14. A transgenic plant comprising an exogenous nucleic acid, wherein said nucleic acid comprises transcription regulatory sequences operably linked to a sequence capable of hybridizing under stringent conditions to a sequence set forth in SEQ ID NO:1 to 999 or a fragment thereof, wherein said sequence is expressed in cells of said plant.

15. The transgenic plant of claim 14, wherein said plant is regenerated from transformed embryogenic tissue.

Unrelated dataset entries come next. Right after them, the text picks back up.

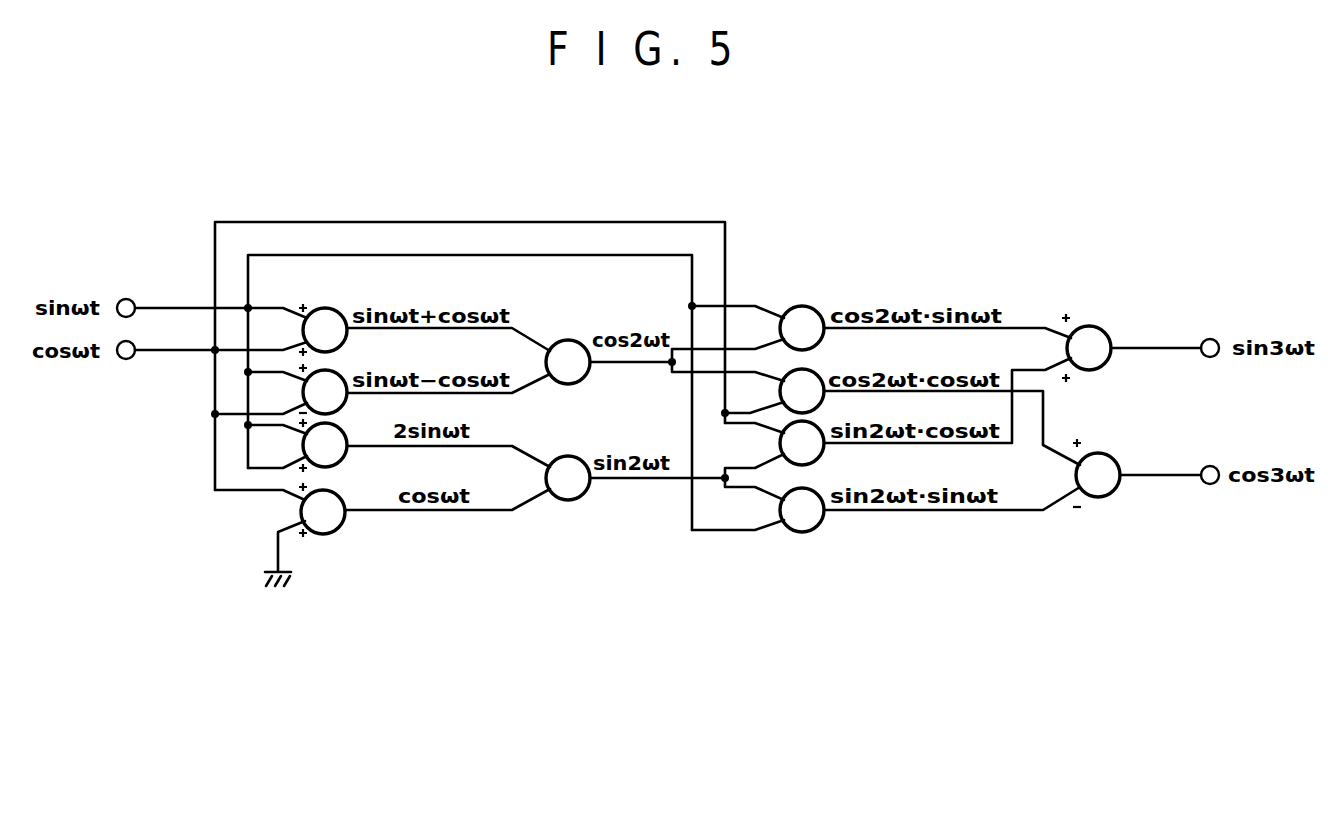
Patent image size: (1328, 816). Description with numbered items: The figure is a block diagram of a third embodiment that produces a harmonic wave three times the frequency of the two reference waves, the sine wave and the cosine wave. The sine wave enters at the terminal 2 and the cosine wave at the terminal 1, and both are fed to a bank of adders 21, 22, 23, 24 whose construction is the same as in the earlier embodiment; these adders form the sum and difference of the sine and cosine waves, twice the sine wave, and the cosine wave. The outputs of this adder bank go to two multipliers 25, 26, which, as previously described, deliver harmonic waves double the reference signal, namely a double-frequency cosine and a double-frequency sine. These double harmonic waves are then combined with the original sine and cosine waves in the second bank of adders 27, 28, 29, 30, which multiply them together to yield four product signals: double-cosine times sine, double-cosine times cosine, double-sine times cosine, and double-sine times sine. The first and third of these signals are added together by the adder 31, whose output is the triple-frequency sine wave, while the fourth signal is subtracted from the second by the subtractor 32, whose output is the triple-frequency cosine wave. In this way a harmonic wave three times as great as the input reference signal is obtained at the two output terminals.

The cos ωt input terminal 1 is at (126, 359).
The sin ωt input terminal 2 is at (126, 299).
The adder 21 is at (338, 310).
The adder 22 is at (342, 378).
The adder 23 is at (343, 429).
The adder 24 is at (340, 496).
The multiplier 25 is at (573, 341).
The multiplier 26 is at (570, 457).
The adder 27 is at (806, 307).
The adder 28 is at (820, 372).
The adder 29 is at (820, 425).
The adder 30 is at (818, 490).
The adder 31 is at (1099, 327).
The subtractor 32 is at (1106, 453).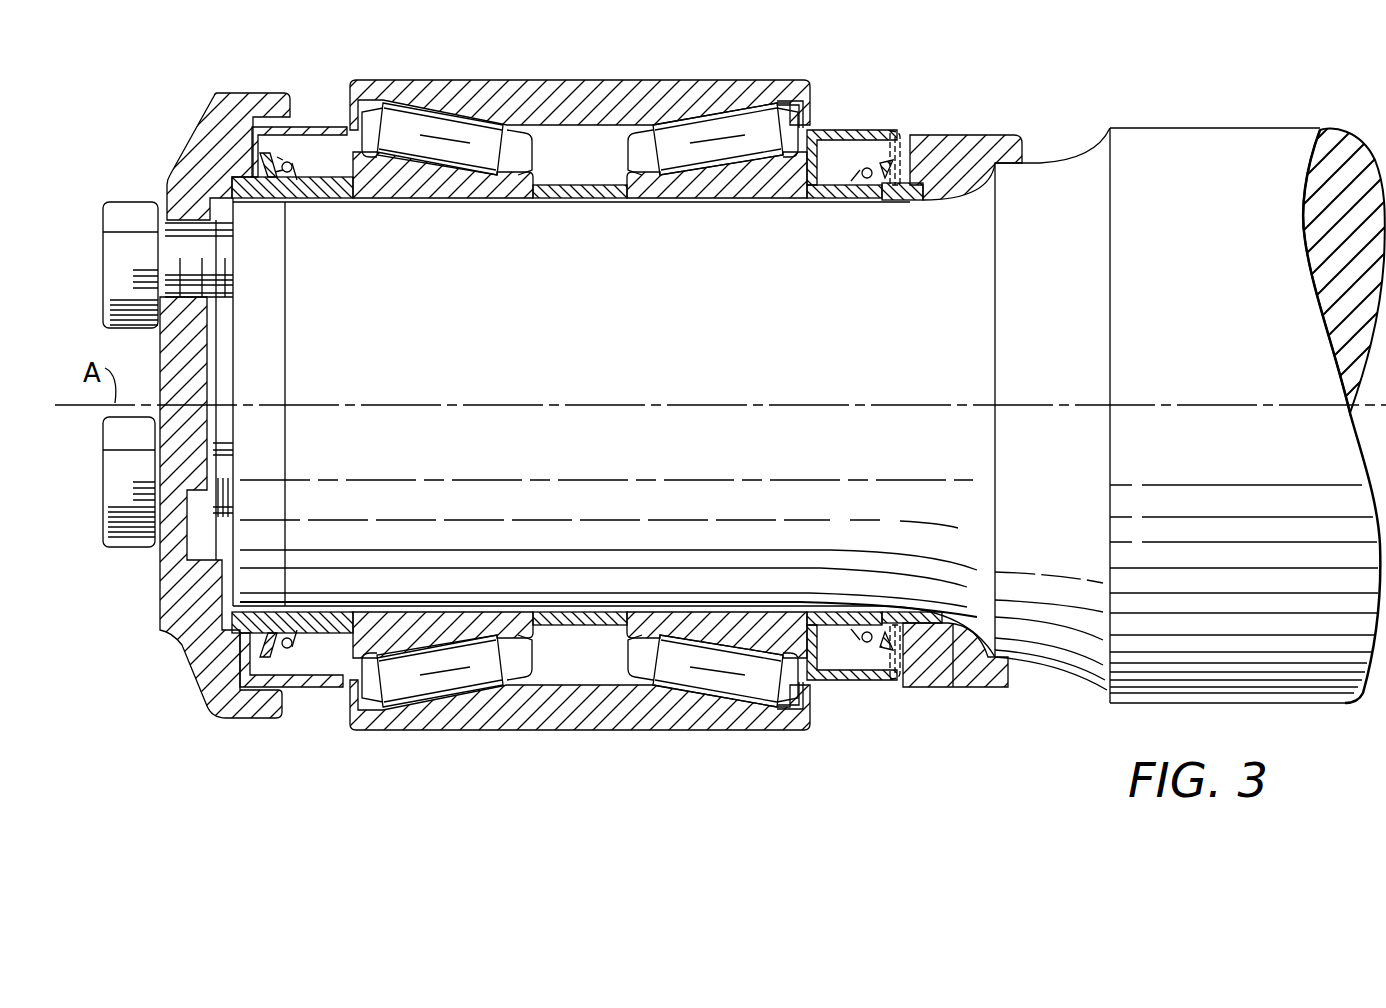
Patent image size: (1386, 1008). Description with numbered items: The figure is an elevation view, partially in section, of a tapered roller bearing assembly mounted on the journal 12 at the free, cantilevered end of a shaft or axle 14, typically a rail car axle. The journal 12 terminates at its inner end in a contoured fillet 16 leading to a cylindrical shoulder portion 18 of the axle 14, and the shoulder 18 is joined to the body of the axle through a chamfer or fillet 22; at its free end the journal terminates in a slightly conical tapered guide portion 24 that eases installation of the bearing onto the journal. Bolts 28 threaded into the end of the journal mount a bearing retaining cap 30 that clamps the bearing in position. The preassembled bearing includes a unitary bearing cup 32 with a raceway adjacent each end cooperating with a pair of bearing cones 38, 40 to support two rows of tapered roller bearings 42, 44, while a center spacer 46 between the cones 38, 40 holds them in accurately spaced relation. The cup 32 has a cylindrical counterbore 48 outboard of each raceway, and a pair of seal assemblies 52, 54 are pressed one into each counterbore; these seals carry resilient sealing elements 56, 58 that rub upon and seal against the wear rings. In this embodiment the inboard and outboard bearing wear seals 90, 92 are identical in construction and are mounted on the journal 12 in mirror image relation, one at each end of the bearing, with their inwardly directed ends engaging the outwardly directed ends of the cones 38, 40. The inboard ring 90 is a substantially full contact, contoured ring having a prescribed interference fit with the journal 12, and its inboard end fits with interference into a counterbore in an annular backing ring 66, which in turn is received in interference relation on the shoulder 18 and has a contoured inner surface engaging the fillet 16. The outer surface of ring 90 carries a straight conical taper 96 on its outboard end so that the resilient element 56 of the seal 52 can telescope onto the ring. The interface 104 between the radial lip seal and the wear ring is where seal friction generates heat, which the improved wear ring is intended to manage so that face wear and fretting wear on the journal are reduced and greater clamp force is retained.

The journal 12 is at (652, 374).
The shaft or axle 14 is at (1263, 131).
The contoured fillet 16 is at (955, 657).
The cylindrical shoulder portion 18 is at (1044, 163).
The fillet 22 is at (1104, 138).
The tapered guide portion 24 is at (278, 433).
The cap screws or bolts 28 is at (128, 212).
The bearing retaining cap 30 is at (208, 677).
The bearing cup 32 is at (608, 93).
The bearing cone 38 is at (710, 193).
The bearing cone 40 is at (452, 193).
The tapered roller bearings 42 is at (720, 128).
The tapered roller bearings 44 is at (462, 133).
The center spacer 46 is at (583, 193).
The cylindrical counterbore 48 is at (793, 100).
The seal assembly 52 is at (897, 137).
The seal assembly 54 is at (317, 127).
The resilient sealing element 56 is at (884, 185).
The resilient sealing element 58 is at (278, 157).
The annular backing ring 66 is at (977, 147).
The inboard bearing wear seal 90 is at (878, 197).
The outboard bearing wear seal 92 is at (350, 190).
The straight conical taper 96 is at (840, 173).
The interface 104 is at (291, 180).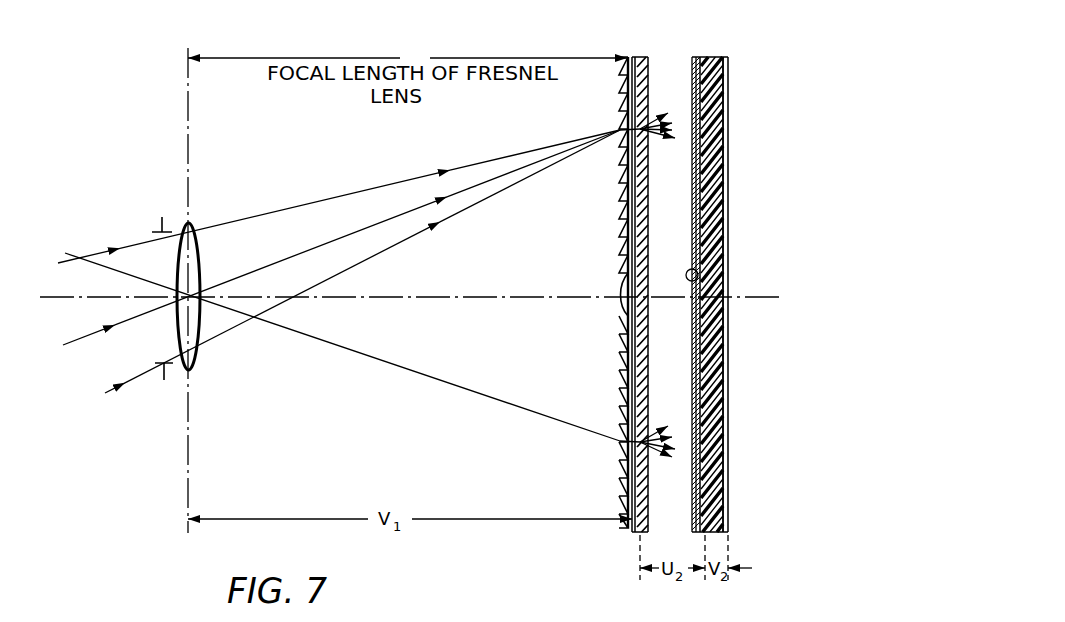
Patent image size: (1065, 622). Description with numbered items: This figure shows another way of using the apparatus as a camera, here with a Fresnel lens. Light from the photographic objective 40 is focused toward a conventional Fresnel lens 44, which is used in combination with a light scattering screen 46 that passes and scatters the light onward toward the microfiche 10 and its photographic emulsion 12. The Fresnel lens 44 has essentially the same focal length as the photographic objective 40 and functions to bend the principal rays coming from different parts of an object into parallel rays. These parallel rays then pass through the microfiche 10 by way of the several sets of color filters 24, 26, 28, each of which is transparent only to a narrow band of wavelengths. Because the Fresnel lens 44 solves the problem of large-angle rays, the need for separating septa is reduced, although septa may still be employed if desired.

The photographic objective 40 is at (198, 350).
The Fresnel lens 44 is at (620, 332).
The light scattering screen 46 is at (649, 76).
The microfiche 10 is at (713, 208).
The photographic emulsion 12 is at (730, 241).
The color filter 24 is at (765, 269).
The color filter 26 is at (765, 269).
The color filter 28 is at (700, 279).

16. The transgenic plant of claim 14, wherein said plant is a progeny of one or more subsequent generations from transformed embryogenic tissue.

17. The transgenic plant of claim 14, wherein said sequence capable of hybridizing under stringent conditions to a sequence set forth in SEQ ID NO:1 to 999 encodes a plant protein.

18. The transgenic plant of claim 14, wherein said plant protein is a naturally occurring plant protein.

19. The transgenic plant of claim 14, wherein said plant protein is a genetically altered plant protein.

20. The transgenic plant of claim 14, wherein said sequence expressed in cells of said plant is an anti-sense sequence.

21. The transgenic plant of claim 14, wherein said sequence expressed in cells of said plant is a sense sequence.

22. The transgenic plant of claim 14, wherein said sequence is selectively expressed in specific tissues of said plant.

23. The transgenic plant of claim 14, wherein said specific tissue is selected from the group consisting of leaves, stems, roots, flowers, tissues, epicotyls, meristems, hypocotyls, cotyledons, pollen, ovaries, cells, and protoplasts.

24. A genetically modified cell, comprising an exogenous nucleic acid, wherein said nucleic acid comprises transcription regulatory sequences operably linked to a sequence capable of hybridizing under stringent conditions to a sequence set forth in SEQ ID NO:1 to 999, wherein said sequence is expressed in cells of said plant.

25. A method of screening a candidate agent for its biological effect; the method comprising:

combining said candidate agent with one of:

a genetically modified cell according to claim 24, a transgenic plant according to claim 14, or a polypeptide according to claim 4; and

determining the effect of said candidate agent on said plant, cell or polypeptide.

26. A nucleic acid array comprising at least one nucleic acid as set forth in SEQ ID NO:1-999 stably bound to a solid support.

27. An array comprising at least one polypeptide encoded by a nucleic acid as set forth in SEQ ID NO:1-999, stably bound to a solid support.